O grande rastilho ter-se-ia acendido a 18 de Dezembro quando um jovem de 26 anos, licenciado sem emprego, que vendia frutas e vegetais nas ruas para subsistir, foi proibido de o fazer pela polícia, e, tomado pelo desespero, se regou com gasolina e se incendiou em frente da sede do governo da sua cidade.

A revolta alastrou ao resto do país com mobilizações maciças que pediam a demissão do presidente, que amordaçava a comunicação social e se reelegia sucessivamente em eleições fraudulentas nos últimos 23 anos, enquanto enriquecia uma casta que girava à sua volta.

Quando os camponeses pobres do campo e a juventude desempregada (mais de 30% dos jovens do país) e subempregada, fartos do aumento insuportável do custo de vida, saíam das suas aldeia e bairros acompanhados, no caso dos jovens, pelos seus pais e avós, para encher o centro das cidades, onde eram acompanhados por advogados, médicos e amplos sectores da classe média, a polícia fez o que melhor sabia, reprimir e disparar sobre civis desarmados, resultando em dezenas de mortos.

O papel do imperialismo

A hipocrisia e oportunismo das potências imperialistas é gritante, nomeadamente dos Estados Unidos e da França, antiga força colonial, que durante décadas pouco ou nada falavam da falta de liberdades civis e políticas do regime tunisino, negociando à grande os contratos das suas empresas que se instalavam no país aproveitando os baixos salários e as recomendações do FMI, ao mesmo tempo que enchiam os bolsos à burguesia que se concentra sobretudo na família de Ben Ali e da mulher.

Quando a polícia começava a perder o controlo nos protestos, e o regime começava a tremer, o ministro dos Negócios Estrangeiros francês oferecia-se para enviar tropa policial para a Tunísia dizendo dispor-se a “no quadro da nossa cooperação agir para que o direito de manifestação se possa fazer ao mesmo tempo que se assegura a segurança”.

A Wikileaks revelou que os diplomatas americanos sabiam o quão podre era o regime, o descontentamento que isso provocava na população e a repressão a que esta era sujeita, mas concluíam que devia ser apoiado de qualquer forma.

Agora que o presidente fugiu do país dizem “apoiar as aspirações democráticas dos tunisinos”, condenando a violência e apoiando a realização de eleições livres, numa tentativa de manter a mão na situação saída da nova conjuntura. A democracia do cassetete, da fraude eleitoral, da prisão e da bomba – a velha amiga do capital internacional e dos estados que o representam, um clássico de Cabul a Casablanca

A revolução continua

Cedo se percebe que a burocracia corrupta que girava em torno de Ben Ali, enquanto cede à revolta, se esforça por manter-se no poder, agora com a cara lavada.
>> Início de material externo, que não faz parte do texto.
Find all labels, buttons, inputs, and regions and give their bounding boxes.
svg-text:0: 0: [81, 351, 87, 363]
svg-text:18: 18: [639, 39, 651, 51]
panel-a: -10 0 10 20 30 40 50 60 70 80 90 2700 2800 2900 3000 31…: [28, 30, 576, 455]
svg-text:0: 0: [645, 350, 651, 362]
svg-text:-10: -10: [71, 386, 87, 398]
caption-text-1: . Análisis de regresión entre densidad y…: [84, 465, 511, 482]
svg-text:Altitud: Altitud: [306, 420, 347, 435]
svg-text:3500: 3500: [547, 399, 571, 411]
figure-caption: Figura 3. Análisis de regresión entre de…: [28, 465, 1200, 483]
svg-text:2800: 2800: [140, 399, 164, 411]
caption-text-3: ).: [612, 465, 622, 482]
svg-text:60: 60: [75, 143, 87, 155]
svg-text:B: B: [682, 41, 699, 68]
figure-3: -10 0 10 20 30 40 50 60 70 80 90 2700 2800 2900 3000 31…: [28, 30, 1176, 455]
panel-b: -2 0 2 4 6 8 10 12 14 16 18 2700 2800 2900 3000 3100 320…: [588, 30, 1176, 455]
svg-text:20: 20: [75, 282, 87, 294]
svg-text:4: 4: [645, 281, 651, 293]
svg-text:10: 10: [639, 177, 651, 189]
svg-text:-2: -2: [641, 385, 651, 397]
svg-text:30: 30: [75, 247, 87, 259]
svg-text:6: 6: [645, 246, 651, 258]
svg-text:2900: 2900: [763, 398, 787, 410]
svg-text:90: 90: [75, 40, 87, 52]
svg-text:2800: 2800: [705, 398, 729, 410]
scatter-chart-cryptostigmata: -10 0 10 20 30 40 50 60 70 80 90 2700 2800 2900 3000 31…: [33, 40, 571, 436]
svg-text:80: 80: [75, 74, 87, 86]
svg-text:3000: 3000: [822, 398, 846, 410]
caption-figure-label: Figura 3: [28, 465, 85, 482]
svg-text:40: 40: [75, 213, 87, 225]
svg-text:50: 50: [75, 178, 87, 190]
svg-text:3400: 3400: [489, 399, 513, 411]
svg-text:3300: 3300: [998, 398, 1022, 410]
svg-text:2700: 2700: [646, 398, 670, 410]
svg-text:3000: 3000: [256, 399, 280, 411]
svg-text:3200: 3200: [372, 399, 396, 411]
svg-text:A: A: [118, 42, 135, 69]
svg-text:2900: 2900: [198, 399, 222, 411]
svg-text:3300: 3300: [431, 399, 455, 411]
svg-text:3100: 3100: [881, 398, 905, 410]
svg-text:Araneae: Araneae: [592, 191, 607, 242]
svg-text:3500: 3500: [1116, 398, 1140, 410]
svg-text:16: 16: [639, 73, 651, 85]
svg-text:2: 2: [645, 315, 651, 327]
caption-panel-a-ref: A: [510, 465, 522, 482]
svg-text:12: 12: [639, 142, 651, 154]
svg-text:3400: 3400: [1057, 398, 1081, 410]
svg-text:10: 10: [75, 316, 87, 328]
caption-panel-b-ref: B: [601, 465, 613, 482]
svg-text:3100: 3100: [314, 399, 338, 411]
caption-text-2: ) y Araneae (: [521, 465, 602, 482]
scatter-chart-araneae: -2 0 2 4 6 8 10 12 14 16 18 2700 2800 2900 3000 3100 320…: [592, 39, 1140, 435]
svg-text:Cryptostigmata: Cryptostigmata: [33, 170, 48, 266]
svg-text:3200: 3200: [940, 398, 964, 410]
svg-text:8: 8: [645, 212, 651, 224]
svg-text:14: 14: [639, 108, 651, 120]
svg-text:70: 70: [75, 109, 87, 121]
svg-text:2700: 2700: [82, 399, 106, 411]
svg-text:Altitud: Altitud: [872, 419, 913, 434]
Cedo forma-se um governo interino chefiado por membros do RCD, o “velho” partido do poder, usando ao mesmo tempo uma cosmética de “união nacional” ao incluir membros da UGTT, a principal central sindical do país.

Longe de regressarem a casa convencidos que já tinham conseguido o que queriam, milhares de tunisinos continuam nas ruas quase todos os dias e cercam os edifícios do governo exigindo a sua demissão. Pelo caminho foram conseguindo a legalização das organizações sociais e políticas banidas pelo antigo regime, assim como o início da queda de vários ministros e a dissolução do RCD.

Enquanto isso, em muitos zonas populares surgem comités de bairro, com a população local a organizar-se para tratar da sua segurança e de outros assuntos. Inclusivamente, a UGTT, pressionada pela vontade de mudança dos trabalhadores que representa, convocou uma greve geral por tempo indeterminado até que todas as figuras do antigo regime desapareçam das estruturas do governo.

Ainda que a revolução só tenha colhido frutos na Tunísia, deu início a um efeito dominó por todo o mundo árabe, com o Egipto também a ferro e fogo. Também com a força da juventude desesperada pelo desemprego, aumento do custo de vida e falta de perspectivas, enormes manifestações e confrontos já aconteceram na vizinha Argélia, na Jordânia ou no Iémene. Tremem de medo os poderios autoritários e corruptos e as burguesias locais e imperialistas que os sustentam. Aguardam-se as cenas dos próximos capítulos.